Jadi kita mau tunda dulu aja pelaksanaannya, itu satu. Karena itu dari komisi XI DPR RI kan itu sebenarnya, jadi bukan dari pemerintah ujug-ujug terus jadi gitu," ujar Luhut melalui Instagram @luhut.pandjaitan, Rabu (17/1/2024).
Penundaan Kenaikan Pajak Hiburan
Keputusan penundaan kenaikan pajak hiburan juga sejalan dengan adanya gugatan judicial review oleh sejumlah pengusaha ke Mahkamah Konstitusi (MK). Di sisi lain, Luhut menimbang dampak dari kenaikan pajak hiburan bisa berimbas pada rakyat kecil.
"Sehingga kemarin kita putuskan ditunda, kita evaluasi dan kemudian ada judicial review ke MK kan. Saya pikir itu harus kita pertimbangkan. Karena kita, keberpihakan kita kepada rakyat kecil sangat tinggi karena itu banyak menyangkut pada pedagang-pedagang kecil juga," tuturnya.
Adanya potensi pedagang kecil dan lainnya yang terdampak itu, Menko Luhut tak melihat alasan lain untuk menerapkan kenaikan pajak hiburan dalam waktu dekat.
"Jadi yang hiburan itu jangan hanya dilihat diskotek, bukan ini banyak, sekali lagi, impact pada yang lain, orang yang menyiapkan makanya yang jualan dan yang lain sebagainya. Saya kira saya sangat pro dengan itu, dan saya tidak melihat alasan untuk kita menaikkan pajak dari situ," tegas Luhut Binsar Pandjaitan.
Advertisement
Evaluasi Dampak Kenaikan Pajak Hiburan
Pada kesempatan itu, melalui keterangan dalam unggahan di Instagram pribadinya, Luhut mengatakan telah mengumpulkan sejumlah pejabat di instansi terkait. Dia juga menimbang untuk melakukan evaluasi terlebih dahulu. Utamanya, terkait dampak penerapan pajak terhadap kelompok pengusaha kecil.

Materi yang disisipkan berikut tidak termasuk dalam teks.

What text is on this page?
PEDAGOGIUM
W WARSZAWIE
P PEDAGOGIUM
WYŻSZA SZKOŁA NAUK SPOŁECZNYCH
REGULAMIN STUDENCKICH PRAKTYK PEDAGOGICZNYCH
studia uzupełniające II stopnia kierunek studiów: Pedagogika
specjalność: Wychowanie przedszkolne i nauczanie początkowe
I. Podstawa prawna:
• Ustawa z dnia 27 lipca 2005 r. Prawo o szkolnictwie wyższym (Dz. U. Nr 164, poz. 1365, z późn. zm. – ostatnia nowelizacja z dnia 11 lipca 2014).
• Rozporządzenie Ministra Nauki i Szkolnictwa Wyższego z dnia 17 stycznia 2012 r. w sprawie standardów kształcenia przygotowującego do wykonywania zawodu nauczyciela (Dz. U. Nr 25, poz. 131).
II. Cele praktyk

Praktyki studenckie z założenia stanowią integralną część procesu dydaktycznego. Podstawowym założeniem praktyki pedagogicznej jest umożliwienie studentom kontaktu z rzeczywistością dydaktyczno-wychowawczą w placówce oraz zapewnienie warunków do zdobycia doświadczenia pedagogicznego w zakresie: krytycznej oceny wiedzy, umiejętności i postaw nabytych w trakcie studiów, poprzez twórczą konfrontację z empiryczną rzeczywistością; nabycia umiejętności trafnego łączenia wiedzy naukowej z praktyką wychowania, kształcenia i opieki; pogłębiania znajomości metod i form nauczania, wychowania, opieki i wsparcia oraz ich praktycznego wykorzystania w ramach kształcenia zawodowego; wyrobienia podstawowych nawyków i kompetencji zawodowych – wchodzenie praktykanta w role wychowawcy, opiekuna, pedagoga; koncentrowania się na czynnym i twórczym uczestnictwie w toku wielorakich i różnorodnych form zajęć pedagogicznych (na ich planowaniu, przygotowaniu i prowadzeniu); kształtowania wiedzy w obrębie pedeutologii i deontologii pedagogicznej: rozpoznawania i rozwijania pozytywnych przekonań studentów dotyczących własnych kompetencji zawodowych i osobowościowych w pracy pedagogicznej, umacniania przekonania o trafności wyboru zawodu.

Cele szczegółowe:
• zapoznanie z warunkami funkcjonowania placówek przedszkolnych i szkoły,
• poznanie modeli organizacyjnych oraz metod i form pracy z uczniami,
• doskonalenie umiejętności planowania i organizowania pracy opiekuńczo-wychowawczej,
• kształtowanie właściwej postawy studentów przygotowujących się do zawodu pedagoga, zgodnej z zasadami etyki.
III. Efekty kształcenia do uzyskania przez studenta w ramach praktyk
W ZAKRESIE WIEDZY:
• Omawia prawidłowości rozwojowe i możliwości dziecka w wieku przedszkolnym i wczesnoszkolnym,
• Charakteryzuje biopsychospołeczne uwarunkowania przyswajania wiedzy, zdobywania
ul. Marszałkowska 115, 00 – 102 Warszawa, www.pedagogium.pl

"Pertama, terkait kenaikan pajak hiburan. Saya sebenarnya sudah mendengar ini sejak beberapa waktu lalu. Sehingga saat itu saya langsung mengambil inisiatif dengan mengumpulkan instansi terkait untuk membahas masalah ini. Saya berpendapat wacana ini perlu ditunda dulu pelaksanaannya, untuk kami evaluasi bersama apa dampaknya pada rakyat. Terutama mereka para pengusaha kecil," urainya.
Menko Luhut menegaskan, pada konteks industri hiburan tadi, tidak terbatas pada usaha-usaha berskala besar. Tapi ada pengusaha kecil lain dalam ekosistem industri hiburan tersebut.
"Yang perlu masyarakat ketahui adalah, industri hiburan bukan hanya berisi karaoke dan diskotik saja. Ada banyak pekerja yang sumber penghasilannya bergantung pada para penyedia jasa hiburan baik skala kecil sampai menengah. Atas dasar itulah, saya merasa belum ada urgensi untuk menaikkan pajak ini," tulisnya.